Ceci nous amène à croire que le choix a toujours été absolu et immuable,
aussi bien à l'instant t qu'à l'instant t+1, ce qui est la cause de
l'idée de destin. En effet, l'esprit humain a du mal à admettre que
le statut d'un événement puisse changer dans de telles proportions en
si peu de temps, que du statut d'aléatoire et de contingent il passe
au statut d'immuable et de nécessaire. Pour atténuer ce contraste, l'esprit
humain préfère penser que l'événement a toujours été nécessaire et immuable,
et, évidemment, personne ne peut vérifier si c'est vrai puisqu'il est
impossible de remonter le temps !
L'irréversibilité du temps est illustrée par l'exemple
suivant : vous habitez dans une grande ville, les places de parking
devant votre maison sont donc très convoitées par les automobilistes.
Eh bien si vous ne voulez pas que la place devant votre maison soit
occupée par une voiture étrangère à votre famille, il vous suffit de
faire un geste simple : garer la vôtre à cet endroit, avant le rush
des automobilistes de 8h du matin. Mais si vous ne le faites pas, une
autre voiture va prendre cette place, et alors vous aurez toutes les
peines du monde pour la faire partir. Il faudra que vous forciez la
serrure et le démarrage pour la faire partir, ou bien que vous preniez
un cri pour soulever ce monstre d'acier qui a 30 fois votre poids, et
bien sûr vous serez sévèrement puni par la justice, car celle-ci sera
du côté de la personne qui a occupé la place se trouvant devant chez
vous, celle-ci n'étant pas une sortie de garage. Autrement dit, il était
très facile d'empêcher le stationnement de cette voiture étrangère avant
8h, mais très difficile après, et le contraste entre la facilité de
départ et la difficulté ensuite est tel que l'on n'arrive pas à se le
représenter. Eh bien c'est cela, l'irréversibilité du temps.
De plus, c'est la force et la puissance de cette irréversibilité
qui nous amène à croire en l'idée de destin. L'exemple suivant va vous
en faire prendre conscience. Acte 1 : vous avez une copine dont vous
êtes très amoureux. Un jour, une petite dispute éclate qui envenime
votre relation, et la demoiselle prend ses distances par rapport à vous.
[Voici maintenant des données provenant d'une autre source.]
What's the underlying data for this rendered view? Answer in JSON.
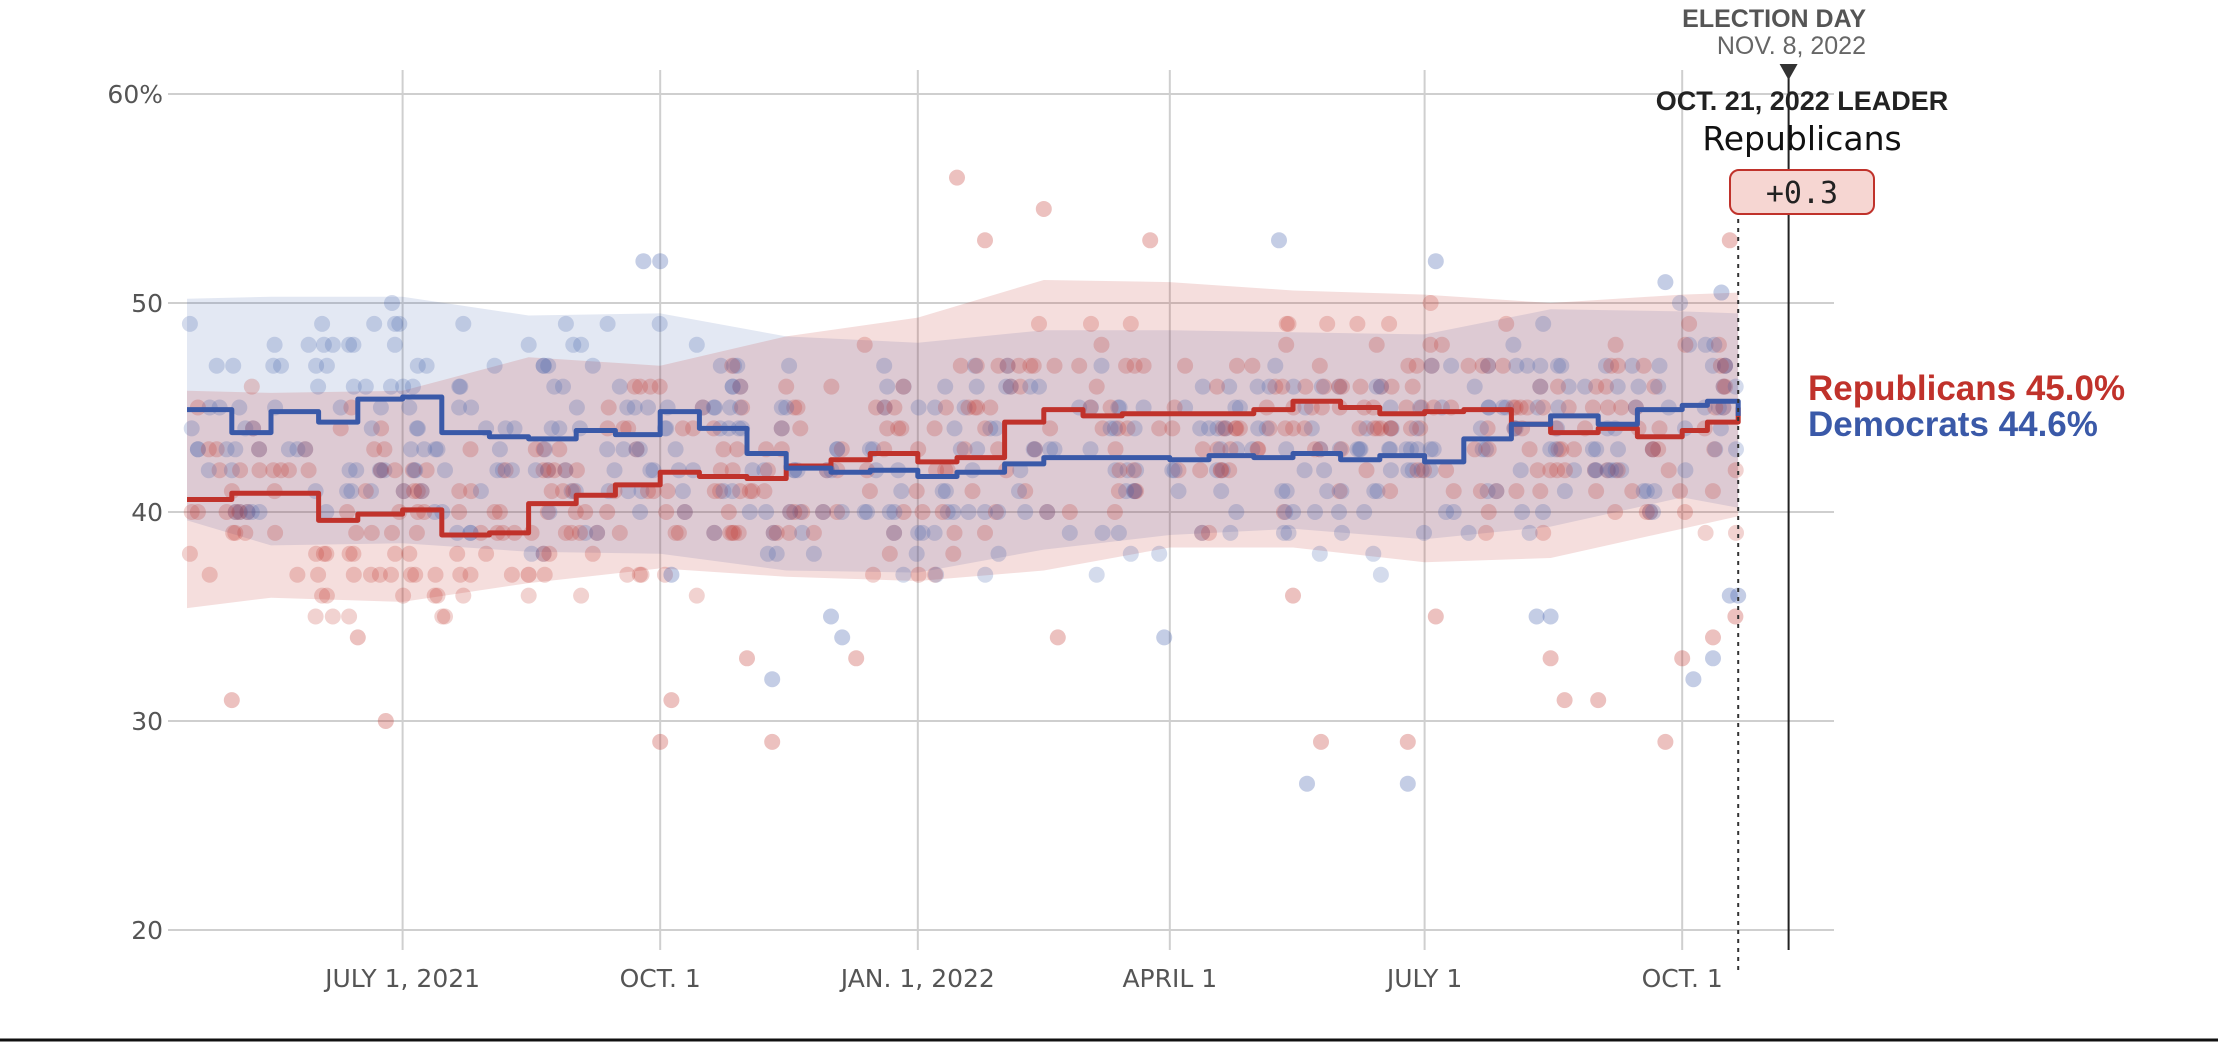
{
  "chart_data": {
    "type": "line",
    "title": "",
    "xlabel": "",
    "ylabel": "",
    "ylim": [
      20,
      60
    ],
    "xlim": [
      "2021-04-15",
      "2022-11-12"
    ],
    "y_ticks": [
      {
        "value": 60,
        "label": "60%"
      },
      {
        "value": 50,
        "label": "50"
      },
      {
        "value": 40,
        "label": "40"
      },
      {
        "value": 30,
        "label": "30"
      },
      {
        "value": 20,
        "label": "20"
      }
    ],
    "x_ticks": [
      {
        "date": "2021-07-01",
        "label": "JULY 1, 2021"
      },
      {
        "date": "2021-10-01",
        "label": "OCT. 1"
      },
      {
        "date": "2022-01-01",
        "label": "JAN. 1, 2022"
      },
      {
        "date": "2022-04-01",
        "label": "APRIL 1"
      },
      {
        "date": "2022-07-01",
        "label": "JULY 1"
      },
      {
        "date": "2022-10-01",
        "label": "OCT. 1"
      }
    ],
    "grid": true,
    "colors": {
      "republicans": "#c0322b",
      "democrats": "#3a59a8",
      "grid": "#cfcfcf"
    },
    "series": [
      {
        "name": "Republicans",
        "color": "#c0322b",
        "dates": [
          "2021-04-15",
          "2021-05-01",
          "2021-05-15",
          "2021-06-01",
          "2021-06-15",
          "2021-07-01",
          "2021-07-15",
          "2021-08-01",
          "2021-08-15",
          "2021-09-01",
          "2021-09-15",
          "2021-10-01",
          "2021-10-15",
          "2021-11-01",
          "2021-11-15",
          "2021-12-01",
          "2021-12-15",
          "2022-01-01",
          "2022-01-15",
          "2022-02-01",
          "2022-02-15",
          "2022-03-01",
          "2022-03-15",
          "2022-04-01",
          "2022-04-15",
          "2022-05-01",
          "2022-05-15",
          "2022-06-01",
          "2022-06-15",
          "2022-07-01",
          "2022-07-15",
          "2022-08-01",
          "2022-08-15",
          "2022-09-01",
          "2022-09-15",
          "2022-10-01",
          "2022-10-10",
          "2022-10-21"
        ],
        "values": [
          40.6,
          40.9,
          40.9,
          39.6,
          39.9,
          40.1,
          38.9,
          39.0,
          40.4,
          40.8,
          41.3,
          41.9,
          41.7,
          41.6,
          42.2,
          42.5,
          42.8,
          42.4,
          42.6,
          44.3,
          44.9,
          44.6,
          44.7,
          44.7,
          44.7,
          44.9,
          45.3,
          45.0,
          44.7,
          44.8,
          44.9,
          44.2,
          43.8,
          44.0,
          43.6,
          43.9,
          44.3,
          45.0
        ],
        "end_label": "Republicans 45.0%"
      },
      {
        "name": "Democrats",
        "color": "#3a59a8",
        "dates": [
          "2021-04-15",
          "2021-05-01",
          "2021-05-15",
          "2021-06-01",
          "2021-06-15",
          "2021-07-01",
          "2021-07-15",
          "2021-08-01",
          "2021-08-15",
          "2021-09-01",
          "2021-09-15",
          "2021-10-01",
          "2021-10-15",
          "2021-11-01",
          "2021-11-15",
          "2021-12-01",
          "2021-12-15",
          "2022-01-01",
          "2022-01-15",
          "2022-02-01",
          "2022-02-15",
          "2022-03-01",
          "2022-03-15",
          "2022-04-01",
          "2022-04-15",
          "2022-05-01",
          "2022-05-15",
          "2022-06-01",
          "2022-06-15",
          "2022-07-01",
          "2022-07-15",
          "2022-08-01",
          "2022-08-15",
          "2022-09-01",
          "2022-09-15",
          "2022-10-01",
          "2022-10-10",
          "2022-10-21"
        ],
        "values": [
          44.9,
          43.8,
          44.8,
          44.3,
          45.4,
          45.5,
          43.8,
          43.6,
          43.5,
          43.9,
          43.7,
          44.8,
          44.0,
          42.8,
          42.1,
          41.9,
          42.0,
          41.7,
          41.9,
          42.3,
          42.6,
          42.6,
          42.6,
          42.5,
          42.7,
          42.6,
          42.8,
          42.5,
          42.7,
          42.4,
          43.5,
          44.2,
          44.6,
          44.2,
          44.9,
          45.1,
          45.3,
          44.6
        ],
        "end_label": "Democrats 44.6%"
      }
    ],
    "bands": [
      {
        "name": "Democrats range",
        "color": "#3a59a8",
        "dates": [
          "2021-04-15",
          "2021-05-15",
          "2021-07-01",
          "2021-08-15",
          "2021-10-01",
          "2021-11-15",
          "2022-01-01",
          "2022-02-15",
          "2022-04-01",
          "2022-05-15",
          "2022-07-01",
          "2022-08-15",
          "2022-10-01",
          "2022-10-21"
        ],
        "upper": [
          50.2,
          50.3,
          50.3,
          49.4,
          49.5,
          48.4,
          48.1,
          48.7,
          48.7,
          48.6,
          48.5,
          49.7,
          49.6,
          49.5
        ],
        "lower": [
          39.6,
          38.4,
          38.5,
          38.1,
          38.0,
          37.2,
          37.1,
          38.2,
          38.9,
          39.2,
          38.7,
          39.3,
          40.7,
          40.2
        ]
      },
      {
        "name": "Republicans range",
        "color": "#c0322b",
        "dates": [
          "2021-04-15",
          "2021-05-15",
          "2021-07-01",
          "2021-08-15",
          "2021-10-01",
          "2021-11-15",
          "2022-01-01",
          "2022-02-15",
          "2022-04-01",
          "2022-05-15",
          "2022-07-01",
          "2022-08-15",
          "2022-10-01",
          "2022-10-21"
        ],
        "upper": [
          45.8,
          45.7,
          45.8,
          47.4,
          47.0,
          48.4,
          49.3,
          51.1,
          51.0,
          50.6,
          50.4,
          50.0,
          50.4,
          50.5
        ],
        "lower": [
          35.4,
          35.9,
          35.7,
          36.6,
          37.3,
          36.9,
          36.7,
          37.2,
          38.3,
          38.3,
          37.6,
          37.8,
          39.2,
          39.8
        ]
      }
    ],
    "poll_dots_approx": {
      "note": "individual poll results (approximate sample)",
      "republicans": [
        [
          "2021-05-01",
          31
        ],
        [
          "2021-06-15",
          34
        ],
        [
          "2021-06-25",
          30
        ],
        [
          "2021-08-15",
          37
        ],
        [
          "2021-10-01",
          29
        ],
        [
          "2021-10-05",
          31
        ],
        [
          "2021-11-01",
          33
        ],
        [
          "2021-11-10",
          29
        ],
        [
          "2021-12-10",
          33
        ],
        [
          "2022-01-15",
          56
        ],
        [
          "2022-01-25",
          53
        ],
        [
          "2022-02-15",
          54.5
        ],
        [
          "2022-02-20",
          34
        ],
        [
          "2022-03-25",
          53
        ],
        [
          "2022-05-15",
          36
        ],
        [
          "2022-05-25",
          29
        ],
        [
          "2022-06-25",
          29
        ],
        [
          "2022-07-05",
          35
        ],
        [
          "2022-08-15",
          33
        ],
        [
          "2022-08-20",
          31
        ],
        [
          "2022-09-01",
          31
        ],
        [
          "2022-09-25",
          29
        ],
        [
          "2022-10-01",
          33
        ],
        [
          "2022-10-12",
          34
        ],
        [
          "2022-10-18",
          53
        ],
        [
          "2022-10-20",
          35
        ]
      ],
      "democrats": [
        [
          "2021-09-25",
          52
        ],
        [
          "2021-10-01",
          52
        ],
        [
          "2021-10-05",
          37
        ],
        [
          "2021-11-10",
          32
        ],
        [
          "2021-12-01",
          35
        ],
        [
          "2021-12-05",
          34
        ],
        [
          "2022-03-30",
          34
        ],
        [
          "2022-05-10",
          53
        ],
        [
          "2022-05-20",
          27
        ],
        [
          "2022-06-25",
          27
        ],
        [
          "2022-07-05",
          52
        ],
        [
          "2022-08-10",
          35
        ],
        [
          "2022-08-15",
          35
        ],
        [
          "2022-09-25",
          51
        ],
        [
          "2022-10-05",
          32
        ],
        [
          "2022-10-12",
          33
        ],
        [
          "2022-10-15",
          50.5
        ],
        [
          "2022-10-18",
          36
        ],
        [
          "2022-10-21",
          36
        ]
      ]
    }
  },
  "annotations": {
    "election_day_label": "ELECTION DAY",
    "election_day_date": "NOV. 8, 2022",
    "election_date": "2022-11-08",
    "current_date": "2022-10-21",
    "leader_date_label": "OCT. 21, 2022 LEADER",
    "leader_party": "Republicans",
    "leader_margin": "+0.3"
  }
}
Acte 2 : elle rencontre un autre copain, dont elle tombe amoureux, alors
que vous réalisez que cette dispute était due à un motif futile. Vous
essayez de vous réconcilier avec votre copine, mais il est trop tard,
" elle en a trouvé un autre ", selon l'expression consacrée. Acte 3
: vous êtes tellement désespéré que vous vous confiez à plusieurs personnes,
de préférence des personnes qui ont réussi leur vie amoureuse, pensant
qu'elles trouveront plus facilement le remède. Ces personnes vous disent
qu'il n'y a pas à s'en faire, si elle est partie c'est que vous n'étiez
pas faits l'un pour l'autre et que la rupture serait de toute manière
arrivée à un autre moment, c'était écrit. Cette idée est plus supportable
pour votre âme désespérée que l'idée selon laquelle ça aurait pu marcher
si vous aviez réagi autrement au moment de la dispute. Mais pour éviter
de vous culpabiliser, vous préférez adopter l'idée selon laquelle "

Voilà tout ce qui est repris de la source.